The oil majors are unlikely to be missed by the wider industry.

“They had a negative impact,” said Jérôme Guillet, managing director at Snow, a renewable energy advisory boutique, saying they lacked the cost discipline of utilities and smaller developers, overpaid for assets and tried to squeeze the supply chain in an effort to succeed.

“Then they complained loudly that the economics did not work and gave the sector a bad name.”

Other European oil companies are also rethinking their plans. Equinor, Norway’s state oil and gas company, has slowed its buildout of renewables and instead bought a stake in Danish wind power specialist Ørsted. Analysts at RBC Capital Markets suggested that this may be a less capital intensive path to decarbonisation in the medium term.

Italy’s Eni has combined low-carbon growth businesses such as biofuels with cash-generating units such as service stations, and sold stakes in the spin-offs. KKR, the private equity firm, bought a quarter of its Enilive division at a $13bn valuation.

The changing strategies reflect the challenge for listed oil companies to steer a path through the energy transition, with the company chief saying it would be “very hard, almost impossible” for them to transform.

“These companies are owned by investors who like to own fossil fuel companies, and if they were 50 per cent green they’d be owned by a totally different group of shareholders. There’s almost no overlap” he explained. 

He continued: “Your current shareholders will sell when you get to 20 per cent green, but the new shareholders will not buy until you are 50 per cent green. So there’s a valley of death in between.”

In Europe, only TotalEnergies has shown success in bridging the gap. Moody’s this week upgraded the French company’s credit rating, noting the “improved quality” of its business, after TotalEnergies cut the cost of its oil production and built a power business that included 14.5GW of renewables.   

Meanwhile, almost all other oil companies have slowed spending on low carbon.

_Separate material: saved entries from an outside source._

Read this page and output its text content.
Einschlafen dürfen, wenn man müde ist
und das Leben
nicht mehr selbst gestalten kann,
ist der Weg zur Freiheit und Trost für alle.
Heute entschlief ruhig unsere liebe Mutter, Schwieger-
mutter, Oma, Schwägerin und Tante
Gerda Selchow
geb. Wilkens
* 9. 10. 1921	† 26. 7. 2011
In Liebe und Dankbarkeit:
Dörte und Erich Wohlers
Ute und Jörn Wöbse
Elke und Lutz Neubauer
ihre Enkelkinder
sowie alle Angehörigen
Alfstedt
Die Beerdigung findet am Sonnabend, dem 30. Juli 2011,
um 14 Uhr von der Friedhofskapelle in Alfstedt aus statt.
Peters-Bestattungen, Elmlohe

RBC Capital Markets said that across its basket of nine US and European oil companies, low carbon spending fell to 10 per cent of capital expenditure in 2024, “well below what expectations may have been a few years ago”. It estimated that low carbon businesses will account for 7 per cent of BP’s earnings by 2030, falling to 5 per cent at Shell.

The energy investment banker said that while Shell had pulled back firmly from electricity businesses such as offshore wind, BP’s move suggested it was still trying to find a way forward with its plans, but preferably off its debt-heavy balance sheet and with external partners.

“Shell is saying it’s probably going to do less, while BP is going to try to do the same but with a certain capital frame,” they said. 

“They’re looking to find someone to share the valley of death with,” they added. “And when they come out of the other side, they hopefully have a chunk of cash flow at the end of the decade.”